What they actually do: Turn menial tasks into convoluted, delay-ridden projects by assigning extended deadlines and scheduling unnecessary meetings. Basically they just get in the fucking way.
This job is like any government. Their intent, while admirable, is inundated with bureaucracy. Essentially they exist to keep people on the right track, and to make sure people do their jobs. They try to be the “point person” for their assigned projects. The only problem is, they schedule 400 fucking meetings a week just to make sure everyone is doing their jobs, which keeps everyone but him or her from doing their jobs. Once you’re in one of these meetings, you’ll soon discover an insane paradox/redundancy – you’ll schedule various other useless meetings while you’re already in a god damn useless meeting.

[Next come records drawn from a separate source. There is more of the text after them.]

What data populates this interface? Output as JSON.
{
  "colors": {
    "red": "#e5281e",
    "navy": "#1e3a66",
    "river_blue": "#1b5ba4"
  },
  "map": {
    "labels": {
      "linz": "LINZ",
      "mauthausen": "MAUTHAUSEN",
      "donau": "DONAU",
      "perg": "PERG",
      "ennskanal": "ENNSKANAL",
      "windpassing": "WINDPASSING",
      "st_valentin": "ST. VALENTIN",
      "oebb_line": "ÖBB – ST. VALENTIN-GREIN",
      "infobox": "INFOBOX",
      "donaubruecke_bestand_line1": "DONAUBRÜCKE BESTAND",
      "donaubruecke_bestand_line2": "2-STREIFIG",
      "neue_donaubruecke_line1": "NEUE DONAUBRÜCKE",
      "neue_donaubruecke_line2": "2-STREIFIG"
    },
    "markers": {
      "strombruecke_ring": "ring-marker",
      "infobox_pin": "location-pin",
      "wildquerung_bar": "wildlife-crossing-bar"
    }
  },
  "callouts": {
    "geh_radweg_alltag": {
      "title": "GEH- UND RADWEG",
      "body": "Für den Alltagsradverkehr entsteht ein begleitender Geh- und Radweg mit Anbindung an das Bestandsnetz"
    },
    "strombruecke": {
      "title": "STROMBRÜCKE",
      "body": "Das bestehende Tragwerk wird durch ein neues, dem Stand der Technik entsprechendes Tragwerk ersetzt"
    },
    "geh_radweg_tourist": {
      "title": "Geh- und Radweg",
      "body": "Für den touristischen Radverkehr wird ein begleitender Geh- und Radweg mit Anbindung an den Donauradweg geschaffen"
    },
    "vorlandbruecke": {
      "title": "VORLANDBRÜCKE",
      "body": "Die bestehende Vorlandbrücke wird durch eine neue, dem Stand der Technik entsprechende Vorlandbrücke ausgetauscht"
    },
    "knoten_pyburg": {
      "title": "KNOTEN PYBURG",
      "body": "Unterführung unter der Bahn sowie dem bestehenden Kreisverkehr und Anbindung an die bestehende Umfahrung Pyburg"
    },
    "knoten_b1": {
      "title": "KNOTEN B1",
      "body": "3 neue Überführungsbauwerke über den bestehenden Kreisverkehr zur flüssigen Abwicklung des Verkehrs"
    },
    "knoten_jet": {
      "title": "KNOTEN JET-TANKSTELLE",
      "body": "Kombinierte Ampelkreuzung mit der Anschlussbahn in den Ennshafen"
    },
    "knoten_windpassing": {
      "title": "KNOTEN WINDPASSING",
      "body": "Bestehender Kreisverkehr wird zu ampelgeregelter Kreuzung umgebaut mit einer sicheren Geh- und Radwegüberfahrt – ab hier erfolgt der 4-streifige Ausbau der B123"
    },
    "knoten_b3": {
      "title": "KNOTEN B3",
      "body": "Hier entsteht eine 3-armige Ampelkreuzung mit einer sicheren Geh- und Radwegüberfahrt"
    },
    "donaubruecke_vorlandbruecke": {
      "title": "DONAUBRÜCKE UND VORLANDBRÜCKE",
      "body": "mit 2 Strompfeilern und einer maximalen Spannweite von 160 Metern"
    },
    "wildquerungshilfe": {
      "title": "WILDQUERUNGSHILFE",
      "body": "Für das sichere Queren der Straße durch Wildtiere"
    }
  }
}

I guarantee there’s some kind of university study suggesting that 63% of office suicides were a result of a Project Manager using the phrases “action item” and “let’s take this offline” too often. Finally, because Project Managers are a step above the office interns, their degree from ITT Tech doesn’t qualify them to know anything about the projects they’re in charge of.
Developer: “Okay so we need to get behind the firewall, in which case mea-“
Project Manager: “Firewall? LOL, Sorry I know I’m not the smartest person in the room. Could you explain that a bit more?”
Developer: “Okay. A firewall helps network security by analyzing data packets and…”
Project Manager: “Data packets?”
Developer: ***Stabs Project Manager***
Human Resource Manager
What they say they do: Help with the onboarding and offboarding process. Yearly reviews of healthcare and IRA plans in order to benefit employees. Act as the moral authority for any intra-office fights or issues between employees.
What they actually do: Gets all the juicy gossip and doesn’t divulge a fucking word. Sends out happy birthday and depressing work anniversary e-mails. Simply just renews the previous year’s IRA and healthcare plans.
This job is typically taken by an overweight, middle-aged woman who loves gossip. The only problem is she doesn’t leak the juicy info due to antiquated terms like “morals” and “ethics.” Anytime someone is hired or fired, they probably have an influx of work for about 30 minutes. Beyond that, how much could there possibly be to do?
Typically they’re the least trusted people at work, and for obvious reasons. Because of this, they become hermits and resent coworkers for not inviting them to weekend parties.
Actual Prior Conversation with HR:
HR Manager: “Oh man, it’s getting to be really busy. We really need an intern.”
Employee: “Why’s that? Are we planning on hiring a lot more people?”
HR: “Well no, but this time of year is just SO busy.”
Employee: “Oh? Anything in particular?”
HR: “I mean, not really. There’s just SO much to do.”